From my own personal experience: my eyes have been opened.  I am now able to recognize bullying and inappropriate behaviors.  What seemed before to be merely strange, intensely awkward or upsetting things that I had to deal with myself (or, more accurately, ignore and repress as best as possible), I suddenly recognized as things I could talk to the safety or anti-abuse departments about.  An example was a member making unreasonable demands of me as Access Coordinator and being extremely rude.  In the past I would have just complained about this person to my friends and told my friends to avoid this person–this is called the “Whisper Network.” These days I make a report about such things so that Safety and Anti-Abuse can intervene and deal with such behaviors.  Incidents don’t have to be major to be reported and taken seriously; and letting your members know this is another reason you might see an increase in the number of reports.  This took a lot of reading and learning for me, and a lot of work on the part of bloggers and activists writing about their experiences, creating terms like gaslighting, mansplaining, microaggressions, etc.  Keep writing and talking about it.  Keep creating a world where we are safer speaking and interacting with each other.

 

 

Mia Mingus and disability justice

I’m going to write about seeing Mia Mingus! She is so awesome, has so many great ideas, such great open energy. By culture and personality, I am somewhat conflict averse, and yet also drawn to things that involve cognitive dissonance, which is a problem. Mia has this way of being hungry for the conflict, of digging into with enthusiasm. Like, YES, let’s TALK about that uncomfortable thing! And it is just honestly such a relief.

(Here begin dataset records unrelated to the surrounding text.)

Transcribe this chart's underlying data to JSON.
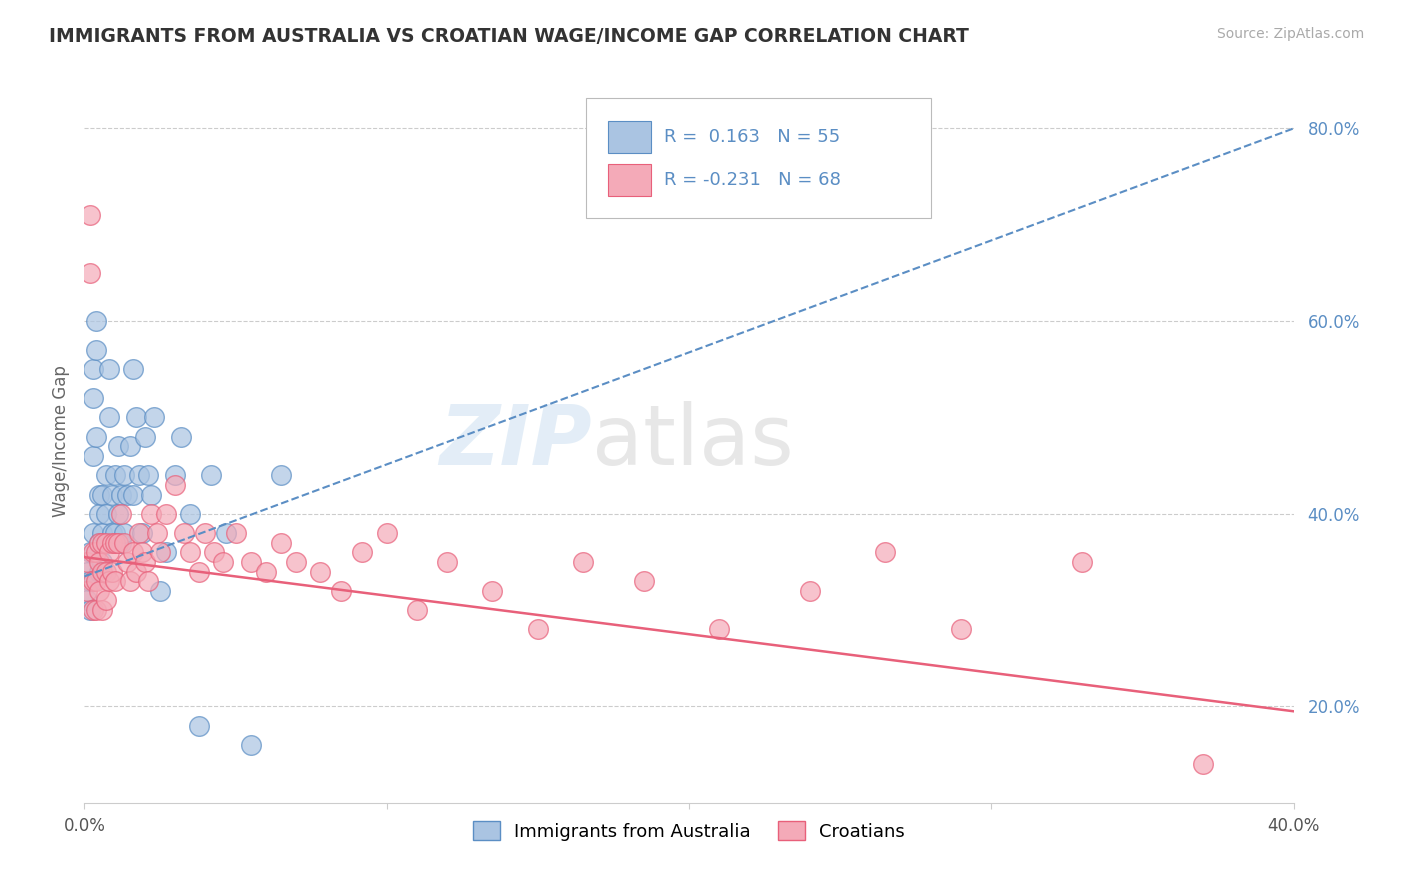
{
  "title": "IMMIGRANTS FROM AUSTRALIA VS CROATIAN WAGE/INCOME GAP CORRELATION CHART",
  "source": "Source: ZipAtlas.com",
  "ylabel": "Wage/Income Gap",
  "xlim": [
    0.0,
    0.4
  ],
  "ylim": [
    0.1,
    0.85
  ],
  "xticks": [
    0.0,
    0.1,
    0.2,
    0.3,
    0.4
  ],
  "xtick_labels": [
    "0.0%",
    "",
    "",
    "",
    "40.0%"
  ],
  "ytick_right": [
    0.2,
    0.4,
    0.6,
    0.8
  ],
  "ytick_right_labels": [
    "20.0%",
    "40.0%",
    "60.0%",
    "80.0%"
  ],
  "grid_color": "#cccccc",
  "background_color": "#ffffff",
  "blue_color": "#5b8ec4",
  "blue_fill": "#aac4e2",
  "pink_color": "#e8607a",
  "pink_fill": "#f4aab8",
  "R1": 0.163,
  "N1": 55,
  "R2": -0.231,
  "N2": 68,
  "legend_label1": "Immigrants from Australia",
  "legend_label2": "Croatians",
  "aus_trend": [
    0.335,
    0.8
  ],
  "cro_trend": [
    0.355,
    0.195
  ],
  "australia_x": [
    0.001,
    0.001,
    0.002,
    0.002,
    0.002,
    0.003,
    0.003,
    0.003,
    0.003,
    0.004,
    0.004,
    0.004,
    0.005,
    0.005,
    0.005,
    0.005,
    0.006,
    0.006,
    0.006,
    0.007,
    0.007,
    0.007,
    0.008,
    0.008,
    0.009,
    0.009,
    0.01,
    0.01,
    0.011,
    0.011,
    0.012,
    0.012,
    0.013,
    0.013,
    0.014,
    0.015,
    0.016,
    0.016,
    0.017,
    0.018,
    0.019,
    0.02,
    0.021,
    0.022,
    0.023,
    0.025,
    0.027,
    0.03,
    0.032,
    0.035,
    0.038,
    0.042,
    0.047,
    0.055,
    0.065
  ],
  "australia_y": [
    0.34,
    0.31,
    0.36,
    0.33,
    0.3,
    0.55,
    0.52,
    0.46,
    0.38,
    0.6,
    0.57,
    0.48,
    0.42,
    0.4,
    0.37,
    0.34,
    0.42,
    0.38,
    0.35,
    0.44,
    0.4,
    0.37,
    0.55,
    0.5,
    0.42,
    0.38,
    0.44,
    0.38,
    0.47,
    0.4,
    0.42,
    0.37,
    0.44,
    0.38,
    0.42,
    0.47,
    0.55,
    0.42,
    0.5,
    0.44,
    0.38,
    0.48,
    0.44,
    0.42,
    0.5,
    0.32,
    0.36,
    0.44,
    0.48,
    0.4,
    0.18,
    0.44,
    0.38,
    0.16,
    0.44
  ],
  "croatian_x": [
    0.001,
    0.001,
    0.002,
    0.002,
    0.003,
    0.003,
    0.003,
    0.004,
    0.004,
    0.004,
    0.005,
    0.005,
    0.005,
    0.006,
    0.006,
    0.006,
    0.007,
    0.007,
    0.007,
    0.008,
    0.008,
    0.009,
    0.009,
    0.01,
    0.01,
    0.011,
    0.012,
    0.013,
    0.014,
    0.015,
    0.016,
    0.017,
    0.018,
    0.019,
    0.02,
    0.021,
    0.022,
    0.024,
    0.025,
    0.027,
    0.03,
    0.033,
    0.035,
    0.038,
    0.04,
    0.043,
    0.046,
    0.05,
    0.055,
    0.06,
    0.065,
    0.07,
    0.078,
    0.085,
    0.092,
    0.1,
    0.11,
    0.12,
    0.135,
    0.15,
    0.165,
    0.185,
    0.21,
    0.24,
    0.265,
    0.29,
    0.33,
    0.37
  ],
  "croatian_y": [
    0.35,
    0.32,
    0.71,
    0.65,
    0.36,
    0.33,
    0.3,
    0.36,
    0.33,
    0.3,
    0.37,
    0.35,
    0.32,
    0.37,
    0.34,
    0.3,
    0.37,
    0.34,
    0.31,
    0.36,
    0.33,
    0.37,
    0.34,
    0.37,
    0.33,
    0.37,
    0.4,
    0.37,
    0.35,
    0.33,
    0.36,
    0.34,
    0.38,
    0.36,
    0.35,
    0.33,
    0.4,
    0.38,
    0.36,
    0.4,
    0.43,
    0.38,
    0.36,
    0.34,
    0.38,
    0.36,
    0.35,
    0.38,
    0.35,
    0.34,
    0.37,
    0.35,
    0.34,
    0.32,
    0.36,
    0.38,
    0.3,
    0.35,
    0.32,
    0.28,
    0.35,
    0.33,
    0.28,
    0.32,
    0.36,
    0.28,
    0.35,
    0.14
  ]
}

I went to a small group session where we talked about a couple of her essays from her website:
1. Changing the Framework: Disability justice

2.  Acccess Intimacy: the missing link

3.  Moving Toward the Ugly: A politic beyond desirability

The third one really blew my mind. LOVED it. Here is another way of resisting respectability politics: embrace magnificence instead of prettiness. Be memorable, own the way you look and are.

We talked a bit about being uncomfortable with “body positivity”, and the intersection of disability and fat politics. This is an exciting area to me and I’d like to see more people talking about it. These are both highly stigmatized categories and activists from the two groups seem to want to avoid each other due to this stigma, even though the intersection between the two groups is pretty readily apparent. Think of fat activists emphasizing “health at any size” and talking about how they are healthy and active at their weight–centering health, which is not exactly friendly to those of us who are not in good health. Meds can cause weight gain or loss; weight (high or low) itself can be associated with certain illnesses; etc. Anyways, Dave Hingsburger writes about this a bit (mostly the stigma of being a fat wheelchair user). And I always, always rec The Fat Nutritionist, especially this post: The Obligation to be healthy at every size  (You have no obligation to be healthy).

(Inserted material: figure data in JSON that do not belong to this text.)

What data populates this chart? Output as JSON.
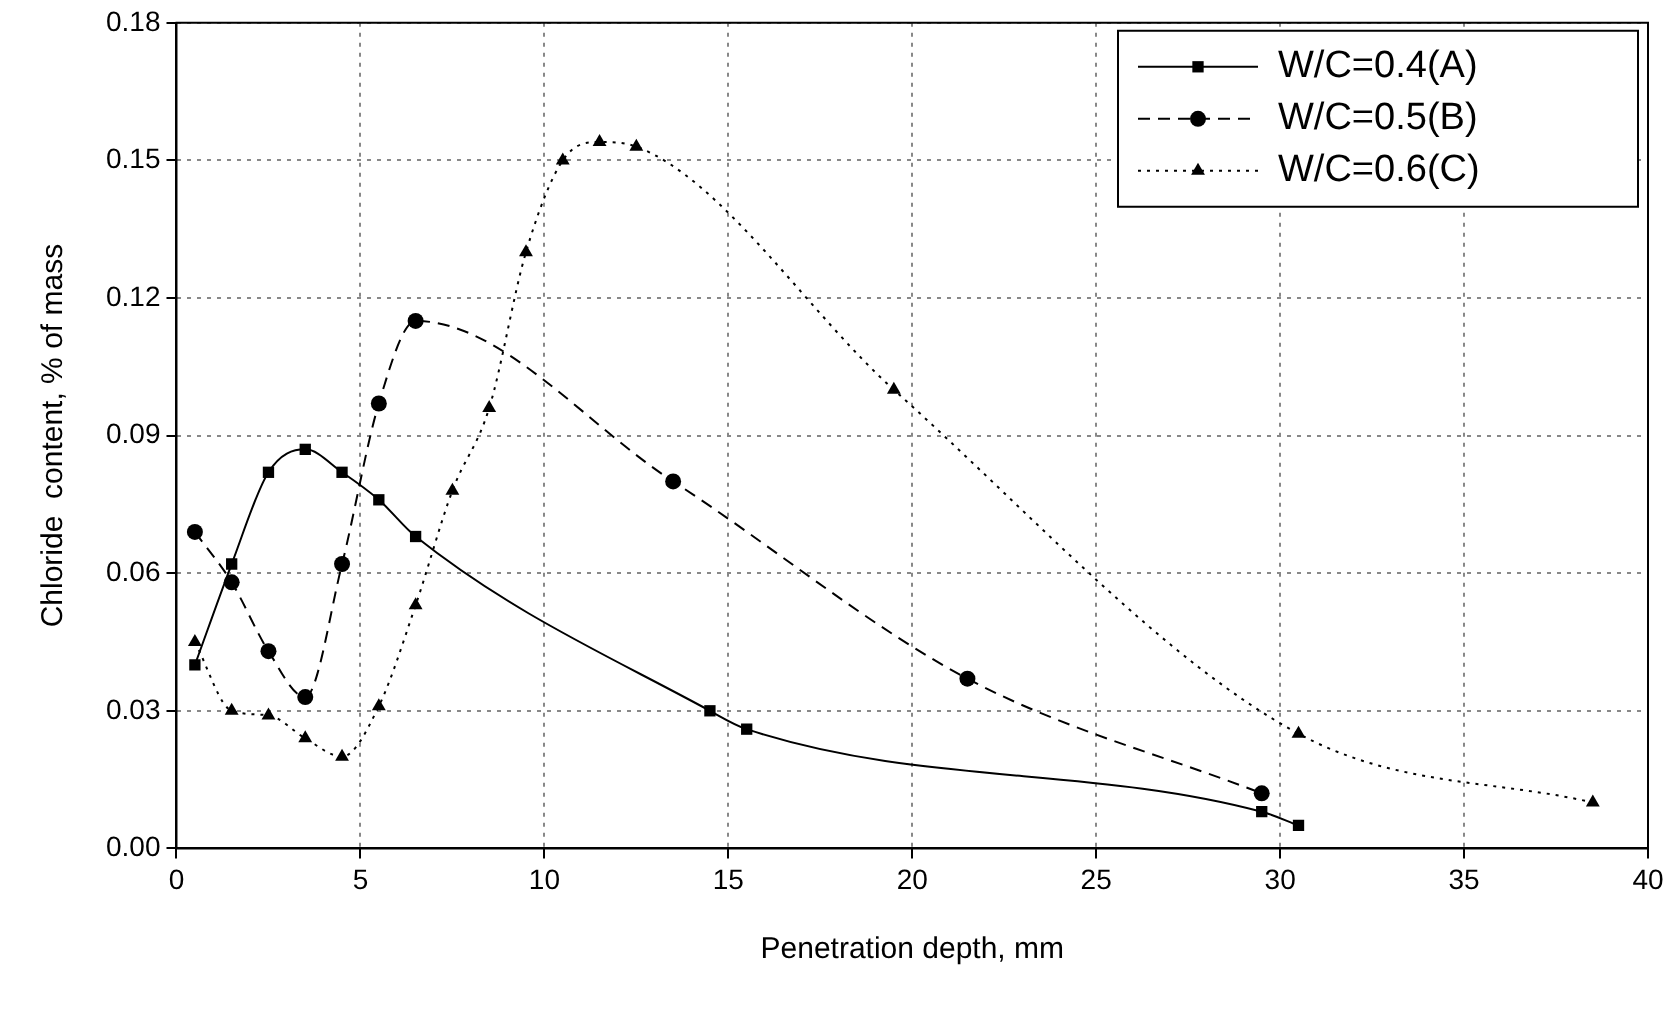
{
  "chart_data": {
    "type": "line",
    "xlabel": "Penetration depth, mm",
    "ylabel": "Chloride  content, % of mass",
    "xlim": [
      0,
      40
    ],
    "xticks": [
      0,
      5,
      10,
      15,
      20,
      25,
      30,
      35,
      40
    ],
    "ylim": [
      0,
      0.18
    ],
    "yticks": [
      {
        "value": 0,
        "label": "0.00"
      },
      {
        "value": 0.03,
        "label": "0.03"
      },
      {
        "value": 0.06,
        "label": "0.06"
      },
      {
        "value": 0.09,
        "label": "0.09"
      },
      {
        "value": 0.12,
        "label": "0.12"
      },
      {
        "value": 0.15,
        "label": "0.15"
      },
      {
        "value": 0.18,
        "label": "0.18"
      }
    ],
    "grid": true,
    "legend": "top right",
    "series": [
      {
        "name": "W/C=0.4(A)",
        "color": "#000000",
        "marker": "square",
        "line_style": "solid",
        "x": [
          0.5,
          1.5,
          2.5,
          3.5,
          4.5,
          5.5,
          6.5,
          14.5,
          15.5,
          29.5,
          30.5
        ],
        "values": [
          0.04,
          0.062,
          0.082,
          0.087,
          0.082,
          0.076,
          0.068,
          0.03,
          0.026,
          0.008,
          0.005
        ]
      },
      {
        "name": "W/C=0.5(B)",
        "color": "#000000",
        "marker": "circle",
        "line_style": "dashed",
        "x": [
          0.5,
          1.5,
          2.5,
          3.5,
          4.5,
          5.5,
          6.5,
          13.5,
          21.5,
          29.5
        ],
        "values": [
          0.069,
          0.058,
          0.043,
          0.033,
          0.062,
          0.097,
          0.115,
          0.08,
          0.037,
          0.012
        ]
      },
      {
        "name": "W/C=0.6(C)",
        "color": "#000000",
        "marker": "triangle",
        "line_style": "dotted",
        "x": [
          0.5,
          1.5,
          2.5,
          3.5,
          4.5,
          5.5,
          6.5,
          7.5,
          8.5,
          9.5,
          10.5,
          11.5,
          12.5,
          19.5,
          30.5,
          38.5
        ],
        "values": [
          0.045,
          0.03,
          0.029,
          0.024,
          0.02,
          0.031,
          0.053,
          0.078,
          0.096,
          0.13,
          0.15,
          0.154,
          0.153,
          0.1,
          0.025,
          0.01
        ]
      }
    ]
  }
}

Mia Mingus talked about how when we are so committed to the social model of disability (or any kind of social model), we can run up against the wall of our bodies. And so we need to talk about embodiment. I think part of loving and caring for our bodies is acknowledging that being embodied can totally suck sometimes. It is ok to feel negative.

During her key note, Mia Mingus talked about transformative justice and her work using it to address child sexual abuse (often adult survivors of same). She works with the Bay Area Transformative Justice Collective. One of the themes of her talk was building alternatives to our state institutions, because how can we depend on the state to address violence when the state uses violence and oppression against us?

This event was part of the Gender and Women’s Studies 40th anniversary event on campus. I went to some of the events the next day, but they were… much more academic and kind of not my thing.